For city streets, they classify them on several levels and assign speeds of 5, 15, 25, 35, and 45. Some jurisdictions just post the limits at the city line and tell you what type of street has what limit.
Things such as pedestrian traffic, age of pedestrians, number of lanes, parking situation, location of parks, schools, churches, all play a part in the ultimate calculation.
I don’t know about highway speed limits, but where I live, there are some roads where the limit is inexplicably slower than similar roads elsewhere in the area. I have since learned that enough well-connected / big-mouthed people on those streets bitched enough to get the speed limit lowered. I’m sorry, but if a straight road can have a double yellow line down the middle, we do not need to be going 35 mph.
So, relating to the OP, maybe enough people on Oak St bitched about not having the limit raised.
Looking to make sense of traffic engineering? Good luck.
I just remembered a news report I saw a few years back. Seems there’s this really dangerous turn that’s had wreck after wreck; they kept lowering the speed limit and people kept ignoring the signs and getting into accidents. Some bright person put up a sign saying:
It worked. People saw the sign and thought, “Maybe they aren’t kidding…”
Every road has a design speed and a posted speed. The posted speed is just that, the speed limit you see on the sign. Design speed is the actual speed you can safely travel on that road, due to things like curves, hills, and stopping times.
Engineering practice dictates that the posted speed should be 5 to 10 MPH less than the design speed for the reason that AWB gave, namely, many people ignore the posted speed limit. The 5-10 MPH reduction is only a rule of thumb; the local authorities (usually the town/city council, with input from the police department) can set the posted speed to anything they want.
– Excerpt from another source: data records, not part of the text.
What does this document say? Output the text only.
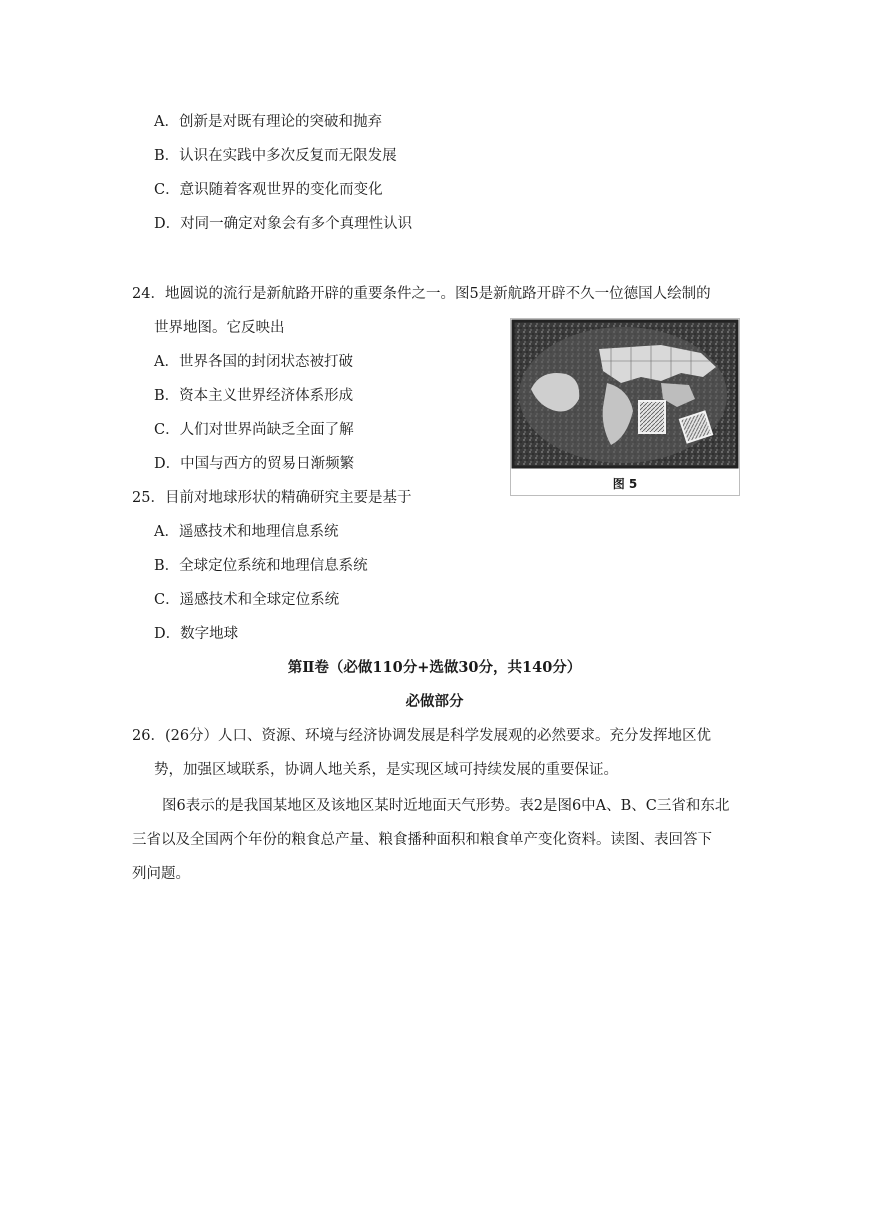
A．创新是对既有理论的突破和抛弃
B．认识在实践中多次反复而无限发展
C．意识随着客观世界的变化而变化
D．对同一确定对象会有多个真理性认识
24．地圆说的流行是新航路开辟的重要条件之一。图5是新航路开辟不久一位德国人绘制的
世界地图。它反映出
A．世界各国的封闭状态被打破
B．资本主义世界经济体系形成
C．人们对世界尚缺乏全面了解
D．中国与西方的贸易日渐频繁
图 5
25．目前对地球形状的精确研究主要是基于
A．遥感技术和地理信息系统
B．全球定位系统和地理信息系统
C．遥感技术和全球定位系统
D．数字地球
第Ⅱ卷（必做110分+选做30分，共140分）
必做部分
26．(26分）人口、资源、环境与经济协调发展是科学发展观的必然要求。充分发挥地区优
势，加强区域联系，协调人地关系，是实现区域可持续发展的重要保证。
图6表示的是我国某地区及该地区某时近地面天气形势。表2是图6中A、B、C三省和东北
三省以及全国两个年份的粮食总产量、粮食播种面积和粮食单产变化资料。读图、表回答下
列问题。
This gives rise to situations like Dire Wolf described, where the town lowers the speed limit on some streets in order to pacify residents.
As for where the design speed itself comes from, it is the result of years of research by an organization called the American Association of State Highway Transportation Officials, or AASHTO. AASHTO compiles statistics on road tests and real-life situations, and along with some basic laws of physics (centrifugal force, reaction times, etc.) determines what is a safe speed for a given geometric configuration. Each individual state then adopts AASHTO guidelines as their own, amended as they see fit. When engineers use the AASHTO guidelines to design roads, they decide in advance what the speed limit should be, then design try to design the curves to meet the minimum radius criteria found in the book.
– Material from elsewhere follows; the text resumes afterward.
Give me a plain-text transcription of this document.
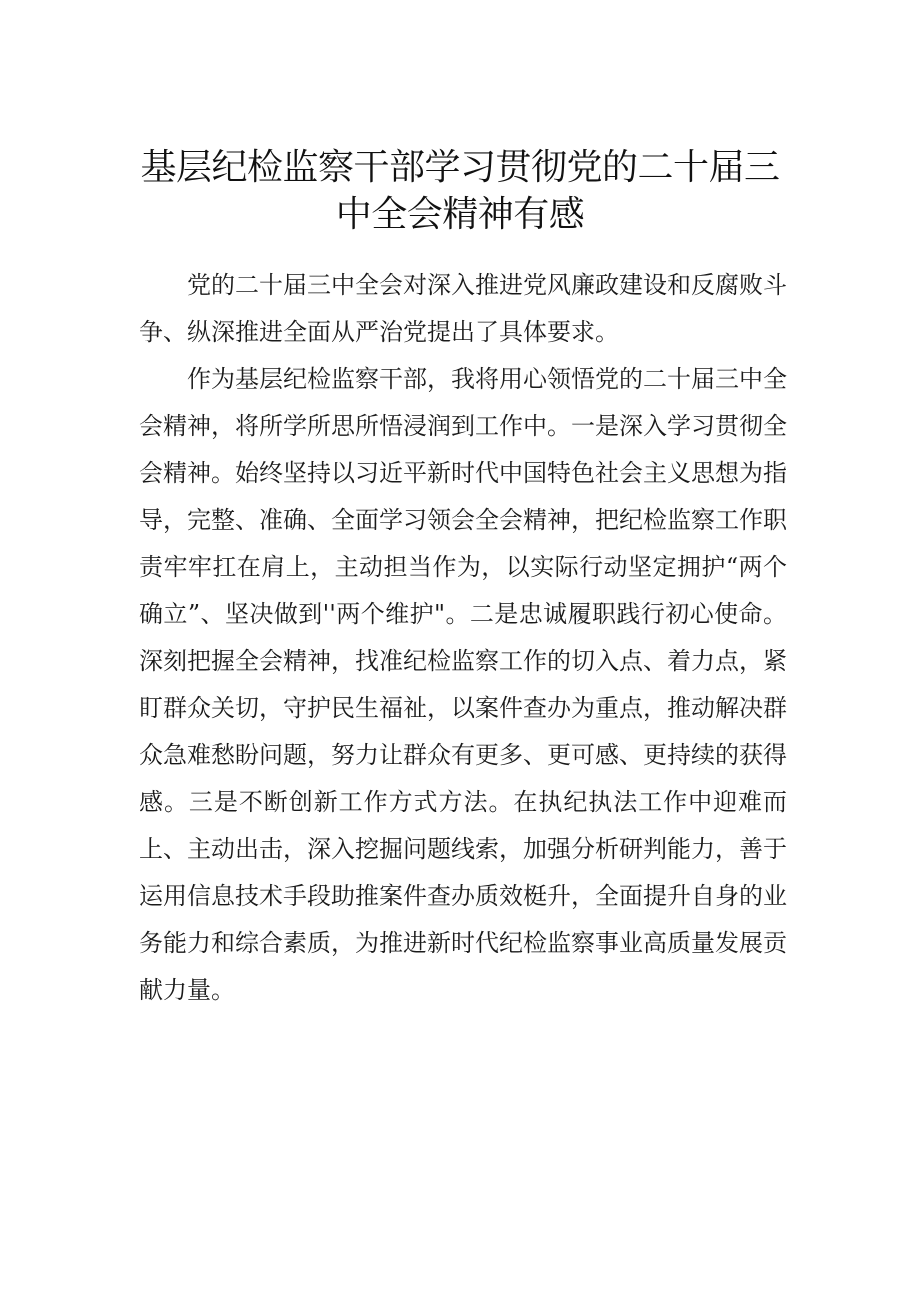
基层纪检监察干部学习贯彻党的二十届三
中全会精神有感

党的二十届三中全会对深入推进党风廉政建设和反腐败斗争、纵深推进全面从严治党提出了具体要求。

作为基层纪检监察干部，我将用心领悟党的二十届三中全会精神，将所学所思所悟浸润到工作中。一是深入学习贯彻全会精神。始终坚持以习近平新时代中国特色社会主义思想为指导，完整、准确、全面学习领会全会精神，把纪检监察工作职责牢牢扛在肩上，主动担当作为，以实际行动坚定拥护“两个确立”、坚决做到''两个维护"。二是忠诚履职践行初心使命。深刻把握全会精神，找准纪检监察工作的切入点、着力点，紧盯群众关切，守护民生福祉，以案件查办为重点，推动解决群众急难愁盼问题，努力让群众有更多、更可感、更持续的获得感。三是不断创新工作方式方法。在执纪执法工作中迎难而上、主动出击，深入挖掘问题线索，加强分析研判能力，善于运用信息技术手段助推案件查办质效梃升，全面提升自身的业务能力和综合素质，为推进新时代纪检监察事业高质量发展贡献力量。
Reminds me of when I was a Boy Scout in Brewster, NY. Near the campground we used the most, the Park Service posted a Speed Limit 75 MPH sign. Of course, anyone who tried to go over 30 would end up in a tree!
Just like Angeles Crest Highway that winds it’s way through the mountains to the north of Los Angeles. The speed limit on most of it is 55MPH, and even in my sports car, I never have broken 50 on the straightest of straightways. Anyone that tries to go quicker could easily find themselves stopping 4500 vertical feet below.
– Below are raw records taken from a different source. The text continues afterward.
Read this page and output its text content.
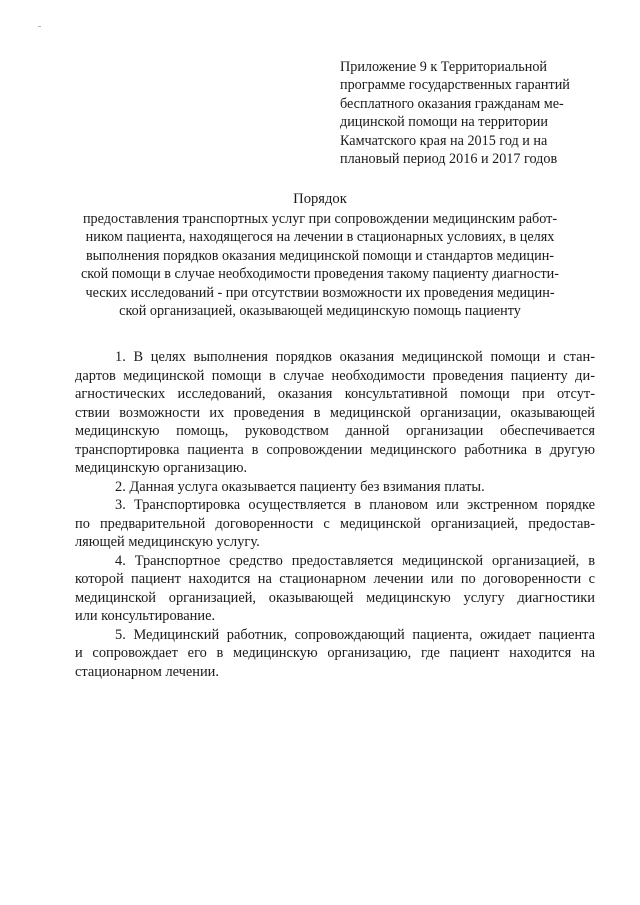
Приложение 9 к Территориальной
программе государственных гарантий
бесплатного оказания гражданам ме-
дицинской помощи на территории
Камчатского края на 2015 год и на
плановый период 2016 и 2017 годов
Порядок
предоставления транспортных услуг при сопровождении медицинским работ-
ником пациента, находящегося на лечении в стационарных условиях, в целях
выполнения порядков оказания медицинской помощи и стандартов медицин-
ской помощи в случае необходимости проведения такому пациенту диагности-
ческих исследований - при отсутствии возможности их проведения медицин-
ской организацией, оказывающей медицинскую помощь пациенту
1. В целях выполнения порядков оказания медицинской помощи и стан-
дартов медицинской помощи в случае необходимости проведения пациенту ди-
агностических исследований, оказания консультативной помощи при отсут-
ствии возможности их проведения в медицинской организации, оказывающей
медицинскую помощь, руководством данной организации обеспечивается
транспортировка пациента в сопровождении медицинского работника в другую
медицинскую организацию.
2. Данная услуга оказывается пациенту без взимания платы.
3. Транспортировка осуществляется в плановом или экстренном порядке
по предварительной договоренности с медицинской организацией, предостав-
ляющей медицинскую услугу.
4. Транспортное средство предоставляется медицинской организацией, в
которой пациент находится на стационарном лечении или по договоренности с
медицинской организацией, оказывающей медицинскую услугу диагностики
или консультирование.
5. Медицинский работник, сопровождающий пациента, ожидает пациента
и сопровождает его в медицинскую организацию, где пациент находится на
стационарном лечении.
In Texas, in theory, regardless of design speed, we set the speed limit by doing a statistical survey of how fast drivers go on a stretch of road in the absence of speed limit signs. The speed limit is supposed to be the 85th percentile speed (if that isn’t faster than the limit set by the legislature). So if 85 percent of drivers on a stretch of road were going 60 or slower, for example, then 60 would be the speed limit.
In practice, of course, in Texas, more than 15 percent of the drivers are usually going faster than the legislative limit. But if the 85th percentile speed on a road is 55, we aren’t supposed to set the speed limit lower than that. (It may happen anyway in certain circumstances.)
This may be a problem on older roads, but as far as I know most new roads here are designed for higher speeds than the speed limit is likely to be.